The massive wildfire raging in Canada's oil sands region has forced some thermal projects to shut down steaming operations entirely, taking producers into uncharted territory, as delicate reservoirs that require continuous production could be at risk, analysts said.
Six companies have completely shuttered 115,000 barrels per day (Mbbl/d) of thermal operations as a precaution against a wildfire that forced nearly 90,000 residents to evacuate the oil sands hub of Fort McMurray, Alberta, last week. That represents only about 5% of overall production from Alberta's oil sands, but for the companies involved it is among the most expensive to restart.
At least one company is considering keeping a project shuttered indefinitely in the aftermath of the fire, reflecting how operators have had their hands forced by the blaze, as some were already considering curbing production because of low prices.
The technology needed to pump high-pressure steam to unlock bitumen deposits makes production costs expensive for thermal operators. But the costs of idling and then cranking production back up is also high, and the process involved in restarting production is delicate, especially for newer projects.
Producers that invested billions of dollars in oil sands reservoirs chose to operate at a loss rather than shut barrels in even at the peak of low oil prices in the first quarter of 2016.
Thermal production is expected to take longer to restart than the roughly 900 Mbbl/d of mining output halted, both because of the steaming and heating processes involved and because some thermal projects are still inaccessible due to the fire.
Some companies are unsure as to how they will proceed. Conoco Phillips Canada's President Ken Lueers said the company would face a big learning curve on its 30 Mbbl/d Surmont project, which was evacuated May 4.
"The asset is very new, the maximum time we have had steam under the ground is under a year and we don't know how developed those steam chambers are and how they may or may not have dissipated," he said, adding Conoco may have to redrill some wells if temperature differences cause steel liners to buckle.
The length of time operations are halted and the maturity of the reservoir are crucial for determining how difficult and how costly the restart process is.
"For a company that has just started up, the heat injected into the reservoir will be far less than those that have been operating for years. They [the reservoirs] might react differently when they start to go back [online]," said Bernard Leung, a consultant and former oil sands production engineer with Devon Energy Corp. (NYSE: DVN).
By contrast, Toshi Hirata, president of Japan Canada Oil Sands Ltd., which shut down its 5 Mbbl/d Hangingstone plant last week, said he was confident the reservoir would not be affected because the facility has been steaming for 15 years.
However, he suggested Hangingstone might do what was considered unlikely--keep the operation offline for some time because of low global oil prices.
Looking At The Unknown
Companies are unsure what the exact effect will be on carefully-engineered bitumen reservoirs, which are produced by injecting steam underground through wellbores to heat and pressurize tarry bitumen so it can flow through pipelines to the surface.

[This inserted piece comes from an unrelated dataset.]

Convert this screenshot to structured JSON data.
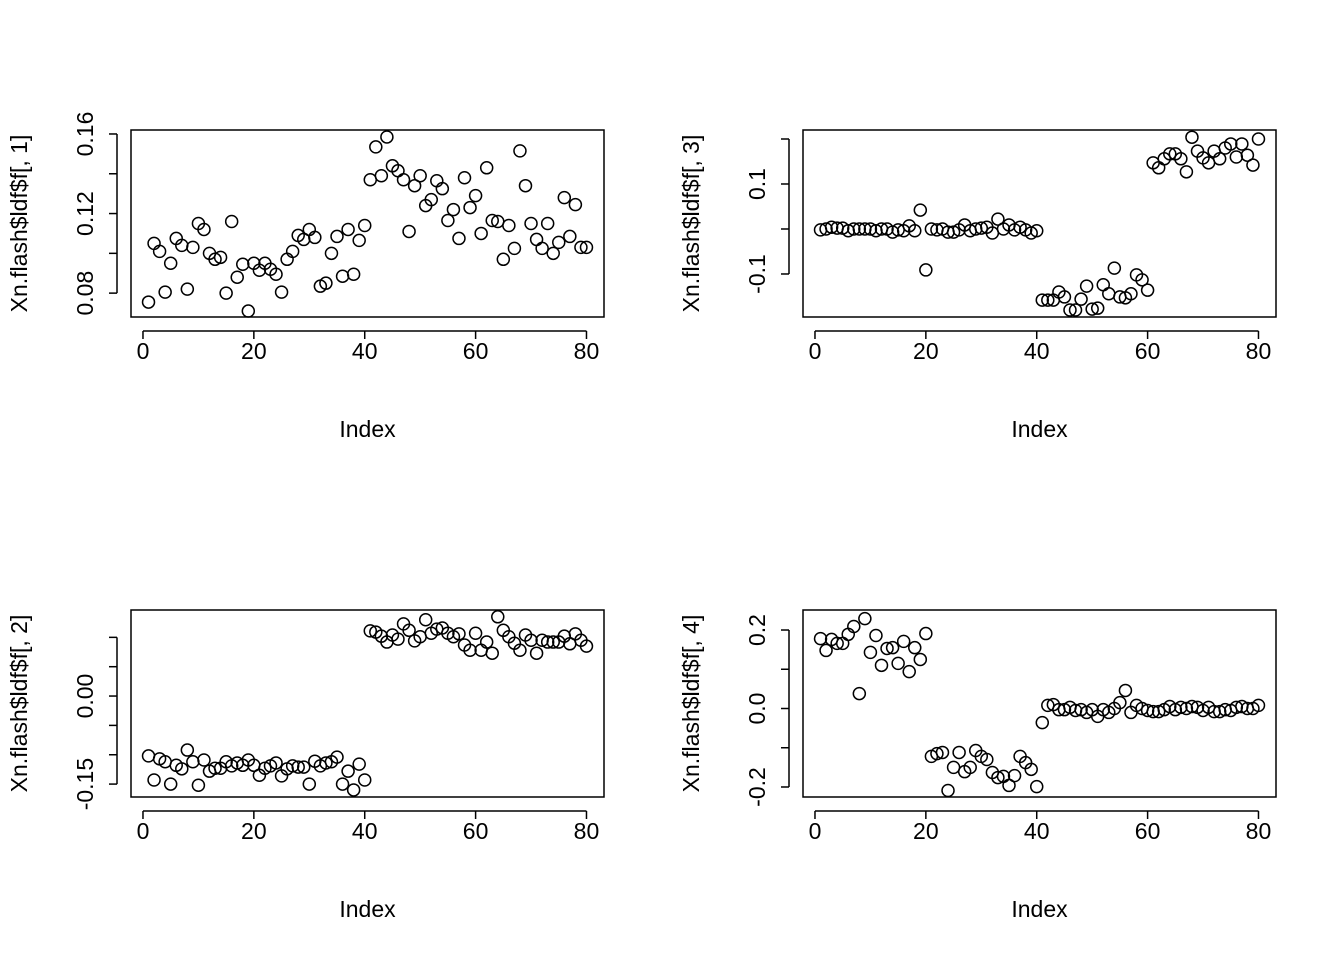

If facilities are offline for three to six months steam could condense into water in the reservoirs, which would have to be pumped out, treated and disposed of before new steaming can begin, industry players said.
Other risks include sand collapsing into the reservoir, or engineers struggling to find the right steam pressure needed to optimize bitumen production.
"A general number we work off is that there is a three- or four-week period where the reservoir can maintain pressure, but every reservoir is different," said Wood Mackenzie analyst Peter Argiris. "You increase the risk beyond that period."
Operators stop steaming through some wells for up to three weeks at a time during planned maintenance, and last year Cenovus Energy shut down its entire Christina Lake facility as a precaution against forest fires for 11 days.
During the last oil price crash in 2008-2009, Connacher Oil and Gas was the only company to reduce production, shutting in half its 10 Mbbl/dGreat Divide thermal output for two months. It struggled to hit output targets for years afterwards.
Athabasca's 12 Mbbl/d facility, also called Hangingstone, shut down on May 11 and is intact but still threatened by the fire, Alberta Premier Rachel Notley said on May 10. Nexen Energy's Long Lake facility, which produces 20 Mbbl/d, Husky Energy's 30 Mbbl/d Sunrise plant, and Statoil's 20 Mbbl/d Leismer project are also offline.